To see this report, visit www.whitehouse.gov and search for “soils.”

In related actions, on January 11th, Regeneration International, a coalition of consumer groups, launched its “Soil is the Solution” briefing for members of Congress. A team of experts will seek opportunities to talk to our elected policy-makers (or their staffs).

Also, on January 19th, Former Vice President Al Gore will unveil a sequel to “An Inconvenient Truth,” his 2006 climate-change documentary. The new film surely will emphasize the role of agriculture in climate change. The sequel will debut at the Sundance Film Festival, and will be released in theaters later in 2017.

Efforts to control climate change must begin with large-scale actions, but they are also appropriate for home gardeners. We all have a stake in the future!

Future Uncertainty

As the inauguration of Donald Trump approaches, we enter a historically extraordinary period in which a single political party controls the House, the Senate and the White House.

“Control” should be taken with a grain of salt, because little is absolute in our nation’s capital.

While absolute control doesn’t happen in Washington, the political arena does have constants. During the past several years, a great constant has been the confrontation between opposing perspectives.

Under the new administration, that confrontation focuses on the struggle over the separation of power written into the U.S. Constitution. The incoming political majorities seem determined to reduce the power of the executive branch of government, meaning to constrain the president’s ability to use executive orders and the authority of administrative offices to write and enforce regulations based on legislation.

The lobbyists are out in great numbers, speaking on behalf of either public or private interests.

There are many issues on the table. A recent report in the New York Times observed, “The most powerful and ambitious Republican-led Congress in 20 years…plans to leave its mark on virtually every facet of American life…”

With that in mind, we examined the Competitive Enterprise Institute’s December 2016 report, Free to Prosper: A Pro-Growth Agenda for the 115th Congress. This 193–page report addresses many aspects of American life, and consistently calls for the reduction of federal regulation with the intention to “unleash America’s entrepreneurial, wealth-creating potential.”

In this column, we focus on issues related to gardening, a topic that easily includes food, so we will comment on only this report’s section, “Food Drugs, and Consumer Freedom.”
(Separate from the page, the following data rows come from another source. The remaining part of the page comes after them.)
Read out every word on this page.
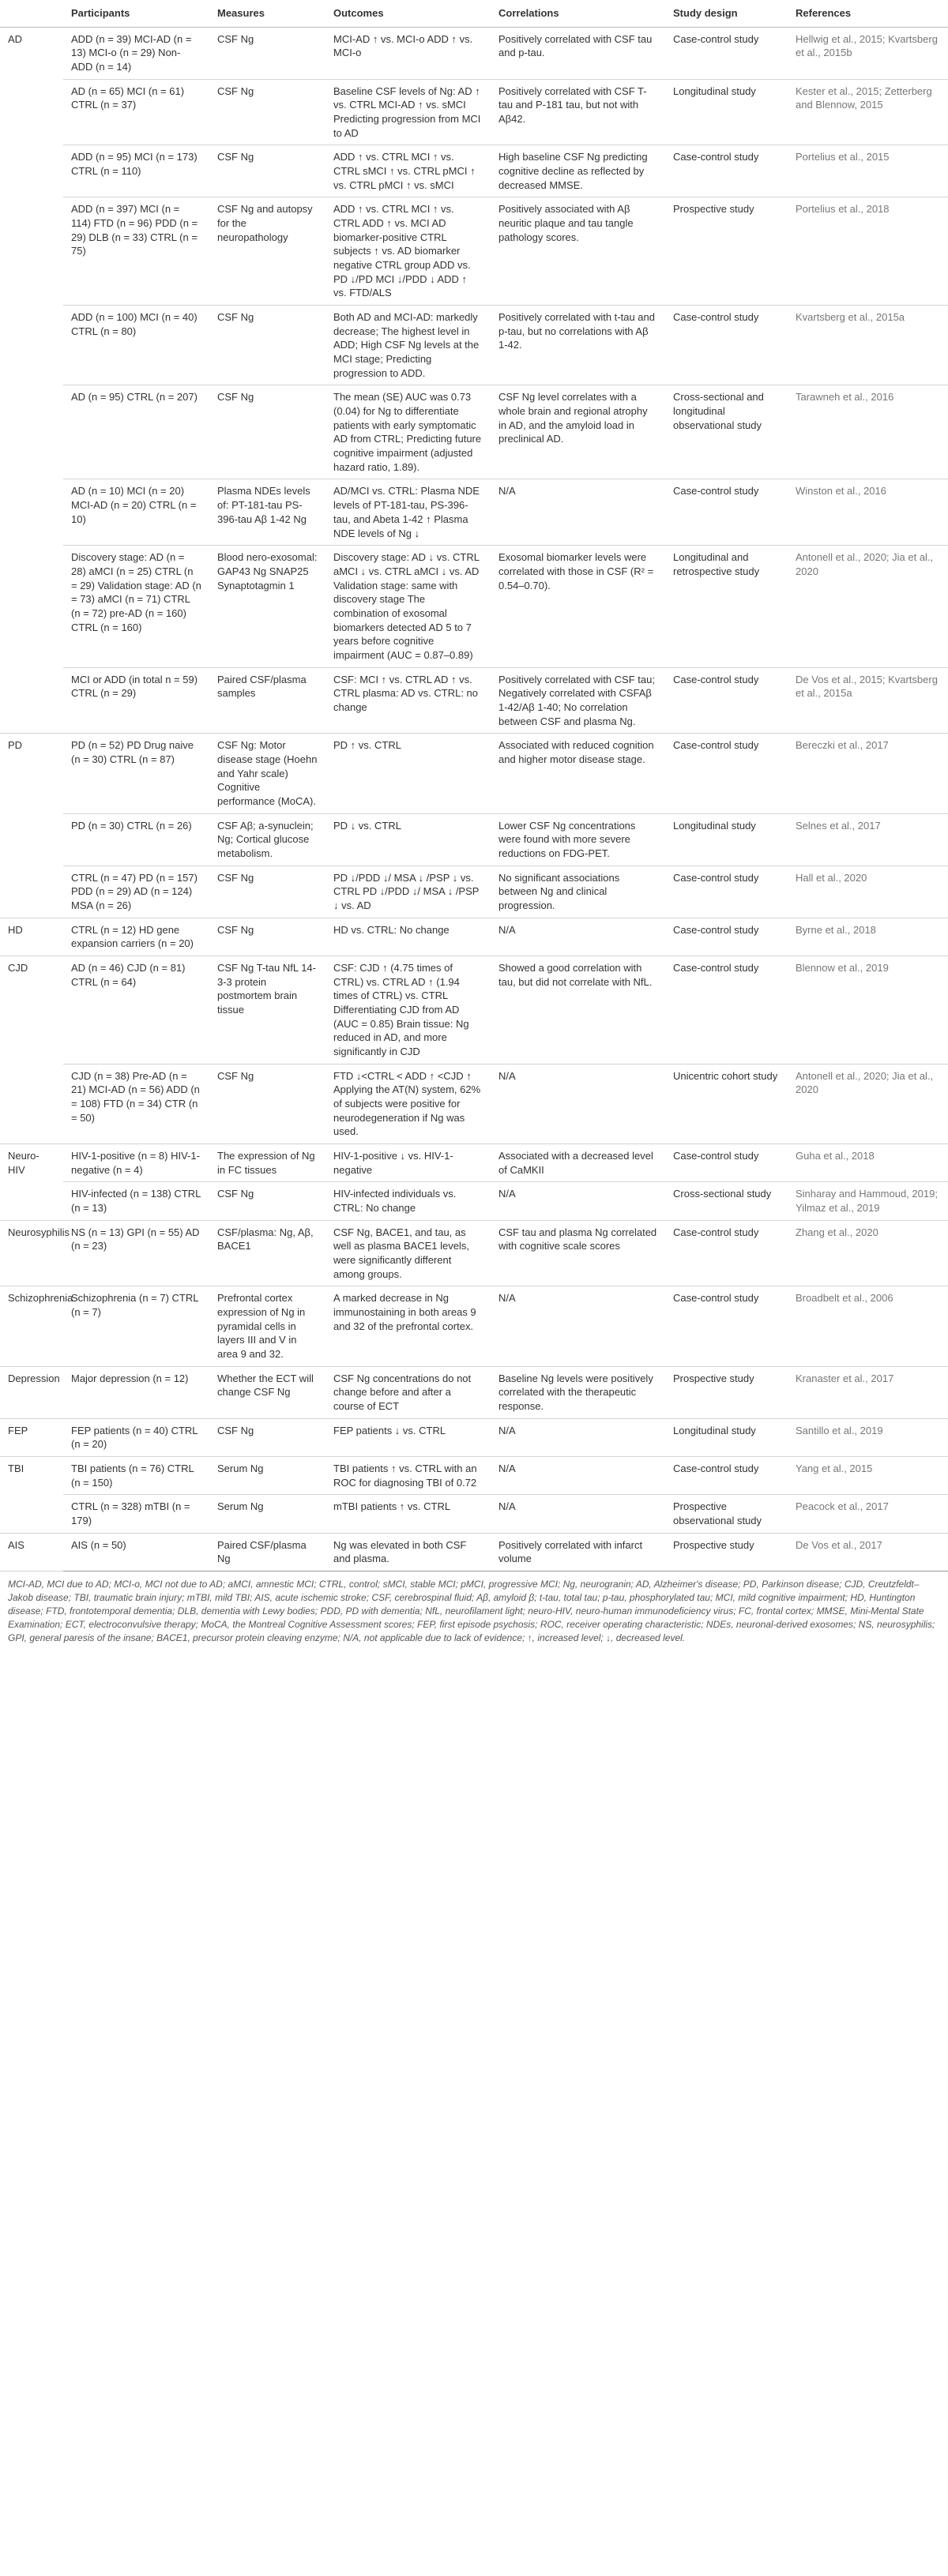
	Participants	Measures	Outcomes	Correlations	Study design	References
AD	ADD (n = 39) MCI-AD (n = 13) MCI-o (n = 29) Non-ADD (n = 14)	CSF Ng	MCI-AD ↑ vs. MCI-o ADD ↑ vs. MCI-o	Positively correlated with CSF tau and p-tau.	Case-control study	Hellwig et al., 2015; Kvartsberg et al., 2015b
	AD (n = 65) MCI (n = 61) CTRL (n = 37)	CSF Ng	Baseline CSF levels of Ng: AD ↑ vs. CTRL MCI-AD ↑ vs. sMCI Predicting progression from MCI to AD	Positively correlated with CSF T-tau and P-181 tau, but not with Aβ42.	Longitudinal study	Kester et al., 2015; Zetterberg and Blennow, 2015
	ADD (n = 95) MCI (n = 173) CTRL (n = 110)	CSF Ng	ADD ↑ vs. CTRL MCI ↑ vs. CTRL sMCI ↑ vs. CTRL pMCI ↑ vs. CTRL pMCI ↑ vs. sMCI	High baseline CSF Ng predicting cognitive decline as reflected by decreased MMSE.	Case-control study	Portelius et al., 2015
	ADD (n = 397) MCI (n = 114) FTD (n = 96) PDD (n = 29) DLB (n = 33) CTRL (n = 75)	CSF Ng and autopsy for the neuropathology	ADD ↑ vs. CTRL MCI ↑ vs. CTRL ADD ↑ vs. MCI AD biomarker-positive CTRL subjects ↑ vs. AD biomarker negative CTRL group ADD vs. PD ↓/PD MCI ↓/PDD ↓ ADD ↑ vs. FTD/ALS	Positively associated with Aβ neuritic plaque and tau tangle pathology scores.	Prospective study	Portelius et al., 2018
	ADD (n = 100) MCI (n = 40) CTRL (n = 80)	CSF Ng	Both AD and MCI-AD: markedly decrease; The highest level in ADD; High CSF Ng levels at the MCI stage; Predicting progression to ADD.	Positively correlated with t-tau and p-tau, but no correlations with Aβ 1-42.	Case-control study	Kvartsberg et al., 2015a
	AD (n = 95) CTRL (n = 207)	CSF Ng	The mean (SE) AUC was 0.73 (0.04) for Ng to differentiate patients with early symptomatic AD from CTRL; Predicting future cognitive impairment (adjusted hazard ratio, 1.89).	CSF Ng level correlates with a whole brain and regional atrophy in AD, and the amyloid load in preclinical AD.	Cross-sectional and longitudinal observational study	Tarawneh et al., 2016
	AD (n = 10) MCI (n = 20) MCI-AD (n = 20) CTRL (n = 10)	Plasma NDEs levels of: PT-181-tau PS-396-tau Aβ 1-42 Ng	AD/MCI vs. CTRL: Plasma NDE levels of PT-181-tau, PS-396-tau, and Abeta 1-42 ↑ Plasma NDE levels of Ng ↓	N/A	Case-control study	Winston et al., 2016
	Discovery stage: AD (n = 28) aMCI (n = 25) CTRL (n = 29) Validation stage: AD (n = 73) aMCI (n = 71) CTRL (n = 72) pre-AD (n = 160) CTRL (n = 160)	Blood nero-exosomal: GAP43 Ng SNAP25 Synaptotagmin 1	Discovery stage: AD ↓ vs. CTRL aMCI ↓ vs. CTRL aMCI ↓ vs. AD Validation stage: same with discovery stage The combination of exosomal biomarkers detected AD 5 to 7 years before cognitive impairment (AUC = 0.87–0.89)	Exosomal biomarker levels were correlated with those in CSF (R² = 0.54–0.70).	Longitudinal and retrospective study	Antonell et al., 2020; Jia et al., 2020
	MCI or ADD (in total n = 59) CTRL (n = 29)	Paired CSF/plasma samples	CSF: MCI ↑ vs. CTRL AD ↑ vs. CTRL plasma: AD vs. CTRL: no change	Positively correlated with CSF tau; Negatively correlated with CSFAβ 1-42/Aβ 1-40; No correlation between CSF and plasma Ng.	Case-control study	De Vos et al., 2015; Kvartsberg et al., 2015a
PD	PD (n = 52) PD Drug naive (n = 30) CTRL (n = 87)	CSF Ng: Motor disease stage (Hoehn and Yahr scale) Cognitive performance (MoCA).	PD ↑ vs. CTRL	Associated with reduced cognition and higher motor disease stage.	Case-control study	Bereczki et al., 2017
	PD (n = 30) CTRL (n = 26)	CSF Aβ; a-synuclein; Ng; Cortical glucose metabolism.	PD ↓ vs. CTRL	Lower CSF Ng concentrations were found with more severe reductions on FDG-PET.	Longitudinal study	Selnes et al., 2017
	CTRL (n = 47) PD (n = 157) PDD (n = 29) AD (n = 124) MSA (n = 26)	CSF Ng	PD ↓/PDD ↓/ MSA ↓ /PSP ↓ vs. CTRL PD ↓/PDD ↓/ MSA ↓ /PSP ↓ vs. AD	No significant associations between Ng and clinical progression.	Case-control study	Hall et al., 2020
HD	CTRL (n = 12) HD gene expansion carriers (n = 20)	CSF Ng	HD vs. CTRL: No change	N/A	Case-control study	Byrne et al., 2018
CJD	AD (n = 46) CJD (n = 81) CTRL (n = 64)	CSF Ng T-tau NfL 14-3-3 protein postmortem brain tissue	CSF: CJD ↑ (4.75 times of CTRL) vs. CTRL AD ↑ (1.94 times of CTRL) vs. CTRL Differentiating CJD from AD (AUC = 0.85) Brain tissue: Ng reduced in AD, and more significantly in CJD	Showed a good correlation with tau, but did not correlate with NfL.	Case-control study	Blennow et al., 2019
	CJD (n = 38) Pre-AD (n = 21) MCI-AD (n = 56) ADD (n = 108) FTD (n = 34) CTR (n = 50)	CSF Ng	FTD ↓<CTRL < ADD ↑ <CJD ↑ Applying the AT(N) system, 62% of subjects were positive for neurodegeneration if Ng was used.	N/A	Unicentric cohort study	Antonell et al., 2020; Jia et al., 2020
Neuro-HIV	HIV-1-positive (n = 8) HIV-1-negative (n = 4)	The expression of Ng in FC tissues	HIV-1-positive ↓ vs. HIV-1-negative	Associated with a decreased level of CaMKII	Case-control study	Guha et al., 2018
	HIV-infected (n = 138) CTRL (n = 13)	CSF Ng	HIV-infected individuals vs. CTRL: No change	N/A	Cross-sectional study	Sinharay and Hammoud, 2019; Yilmaz et al., 2019
Neurosyphilis	NS (n = 13) GPI (n = 55) AD (n = 23)	CSF/plasma: Ng, Aβ, BACE1	CSF Ng, BACE1, and tau, as well as plasma BACE1 levels, were significantly different among groups.	CSF tau and plasma Ng correlated with cognitive scale scores	Case-control study	Zhang et al., 2020
Schizophrenia	Schizophrenia (n = 7) CTRL (n = 7)	Prefrontal cortex expression of Ng in pyramidal cells in layers III and V in area 9 and 32.	A marked decrease in Ng immunostaining in both areas 9 and 32 of the prefrontal cortex.	N/A	Case-control study	Broadbelt et al., 2006
Depression	Major depression (n = 12)	Whether the ECT will change CSF Ng	CSF Ng concentrations do not change before and after a course of ECT	Baseline Ng levels were positively correlated with the therapeutic response.	Prospective study	Kranaster et al., 2017
FEP	FEP patients (n = 40) CTRL (n = 20)	CSF Ng	FEP patients ↓ vs. CTRL	N/A	Longitudinal study	Santillo et al., 2019
TBI	TBI patients (n = 76) CTRL (n = 150)	Serum Ng	TBI patients ↑ vs. CTRL with an ROC for diagnosing TBI of 0.72	N/A	Case-control study	Yang et al., 2015
	CTRL (n = 328) mTBI (n = 179)	Serum Ng	mTBI patients ↑ vs. CTRL	N/A	Prospective observational study	Peacock et al., 2017
AIS	AIS (n = 50)	Paired CSF/plasma Ng	Ng was elevated in both CSF and plasma.	Positively correlated with infarct volume	Prospective study	De Vos et al., 2017
MCI-AD, MCI due to AD; MCI-o, MCI not due to AD; aMCI, amnestic MCI; CTRL, control; sMCI, stable MCI; pMCI, progressive MCI; Ng, neurogranin; AD, Alzheimer's disease; PD, Parkinson disease; CJD, Creutzfeldt–Jakob disease; TBI, traumatic brain injury; mTBI, mild TBI; AIS, acute ischemic stroke; CSF, cerebrospinal fluid; Aβ, amyloid β; t-tau, total tau; p-tau, phosphorylated tau; MCI, mild cognitive impairment; HD, Huntington disease; FTD, frontotemporal dementia; DLB, dementia with Lewy bodies; PDD, PD with dementia; NfL, neurofilament light; neuro-HIV, neuro-human immunodeficiency virus; FC, frontal cortex; MMSE, Mini-Mental State Examination; ECT, electroconvulsive therapy; MoCA, the Montreal Cognitive Assessment scores; FEP, first episode psychosis; ROC, receiver operating characteristic; NDEs, neuronal-derived exosomes; NS, neurosyphilis; GPI, general paresis of the insane; BACE1, precursor protein cleaving enzyme; N/A, not applicable due to lack of evidence; ↑, increased level; ↓, decreased level.
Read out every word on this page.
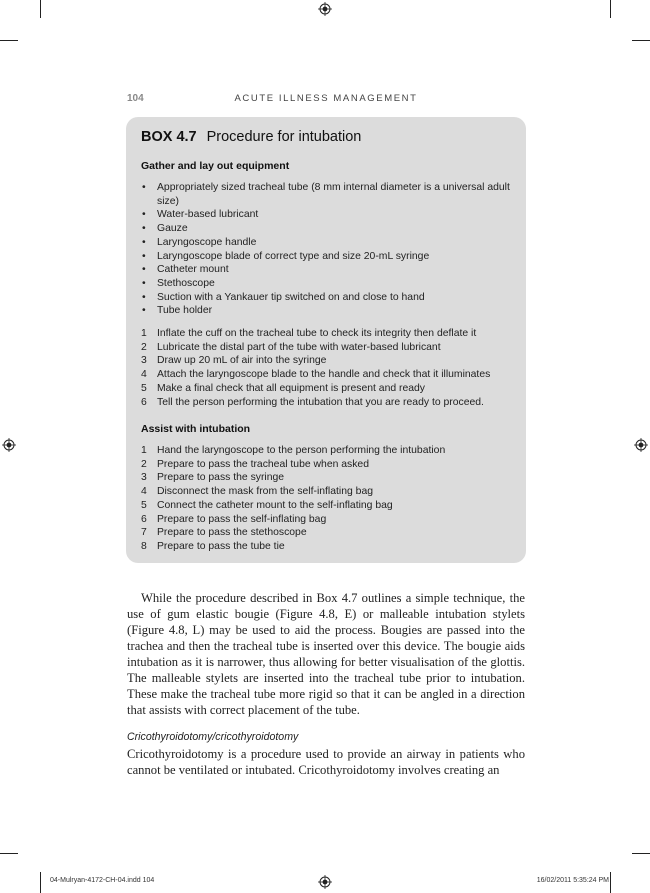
104	ACUTE ILLNESS MANAGEMENT
BOX 4.7 Procedure for intubation
Gather and lay out equipment
• Appropriately sized tracheal tube (8 mm internal diameter is a universal adult size)
• Water-based lubricant
• Gauze
• Laryngoscope handle
• Laryngoscope blade of correct type and size 20-mL syringe
• Catheter mount
• Stethoscope
• Suction with a Yankauer tip switched on and close to hand
• Tube holder
1 Inflate the cuff on the tracheal tube to check its integrity then deflate it
2 Lubricate the distal part of the tube with water-based lubricant
3 Draw up 20 mL of air into the syringe
4 Attach the laryngoscope blade to the handle and check that it illuminates
5 Make a final check that all equipment is present and ready
6 Tell the person performing the intubation that you are ready to proceed.
Assist with intubation
1 Hand the laryngoscope to the person performing the intubation
2 Prepare to pass the tracheal tube when asked
3 Prepare to pass the syringe
4 Disconnect the mask from the self-inflating bag
5 Connect the catheter mount to the self-inflating bag
6 Prepare to pass the self-inflating bag
7 Prepare to pass the stethoscope
8 Prepare to pass the tube tie

While the procedure described in Box 4.7 outlines a simple technique, the use of gum elastic bougie (Figure 4.8, E) or malleable intubation stylets (Figure 4.8, L) may be used to aid the process. Bougies are passed into the trachea and then the tracheal tube is inserted over this device. The bougie aids intubation as it is narrower, thus allowing for better visualisation of the glottis. The malleable stylets are inserted into the tracheal tube prior to intubation. These make the tracheal tube more rigid so that it can be angled in a direction that assists with correct placement of the tube.

Cricothyroidotomy/cricothyroidotomy

Cricothyroidotomy is a procedure used to provide an airway in patients who cannot be ventilated or intubated. Cricothyroidotomy involves creating an

04-Mulryan-4172-CH-04.indd 104	16/02/2011 5:35:24 PM
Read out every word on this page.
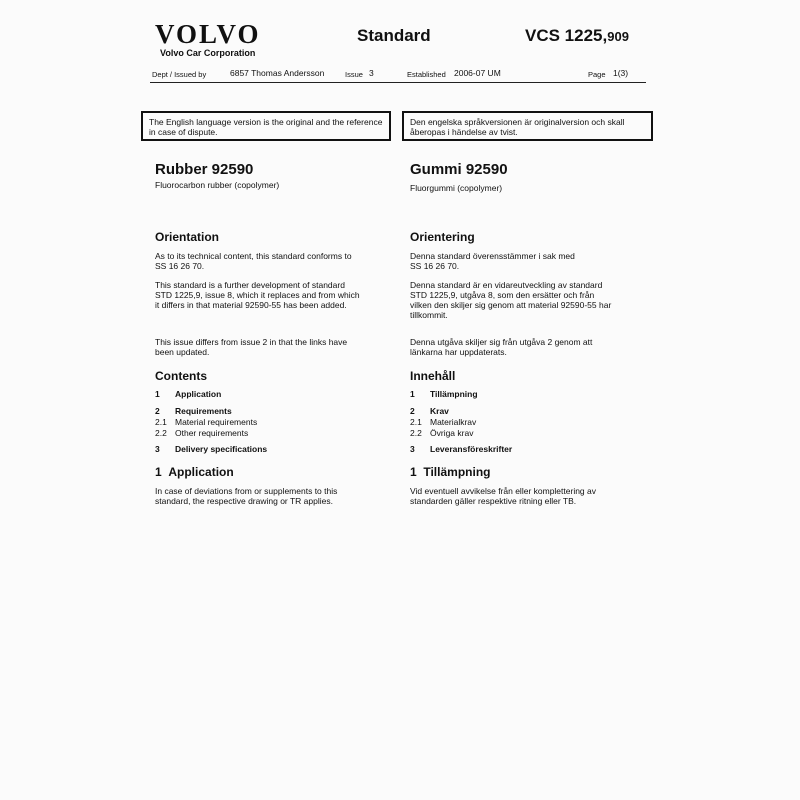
VOLVO
Volvo Car Corporation
Standard	VCS 1225,909
Dept / Issued by	6857 Thomas Andersson	Issue 3	Established 2006-07 UM	Page 1(3)
The English language version is the original and the reference in case of dispute.
Den engelska språkversionen är originalversion och skall åberopas i händelse av tvist.
Rubber 92590
Fluorocarbon rubber (copolymer)
Orientation
As to its technical content, this standard conforms to
SS 16 26 70.
This standard is a further development of standard
STD 1225,9, issue 8, which it replaces and from which
it differs in that material 92590-55 has been added.
This issue differs from issue 2 in that the links have
been updated.
Contents
1 Application
2 Requirements
2.1 Material requirements
2.2 Other requirements
3 Delivery specifications
1 Application
In case of deviations from or supplements to this
standard, the respective drawing or TR applies.
Gummi 92590
Fluorgummi (copolymer)
Orientering
Denna standard överensstämmer i sak med
SS 16 26 70.
Denna standard är en vidareutveckling av standard
STD 1225,9, utgåva 8, som den ersätter och från
vilken den skiljer sig genom att material 92590-55 har
tillkommit.
Denna utgåva skiljer sig från utgåva 2 genom att
länkarna har uppdaterats.
Innehåll
1 Tillämpning
2 Krav
2.1 Materialkrav
2.2 Övriga krav
3 Leveransföreskrifter
1 Tillämpning
Vid eventuell avvikelse från eller komplettering av
standarden gäller respektive ritning eller TB.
Due to space limits, we can only list the report’s food-related objectives:

  • Ensure consumer access to genetically engineered (GE) foods
  • Streamline (“fast-track”) regulation of (GE) plants and foods
  • Repeal the national standards for labeling GE foods
  • Oppose overregulation of food additives (particularly trans fats)
  • Oppose recommended limitation of sodium (salt) content of foods

This section also contains objectives to reduce or roll back federal regulation of (a) drugs, medical devices, and treatments, especially the new and experimental, (b) tobacco substitutes, (c) soft and pliable plastics (phthalates), (d) flame retardants (organohalogens), (e) online gambling, and (f) sports gambling.

Finally, this section recommends federal defunding of “activist research,” such as research on the safety hazards of BPA (bisphenol a) lining of metal food containers.

These are industry-sponsored objectives, not actual legislation. Their basic message is expressed in the report’s title, which translates to Make Money.

At the same time, consumer groups are vigorously organizing their defense of regulations that are intended to protect public health and safety. In California, the governor and attorney general are prepared to resist federal actions that would obstruct the state’s progress on several important issues.

The debate over the appropriate balance between public and private interests will continue during the coming four years, with an opportunity at the mid-point of this period to review the actions of some of our elected representatives.

Meanwhile, the political environment must be regarded as unsettled at best.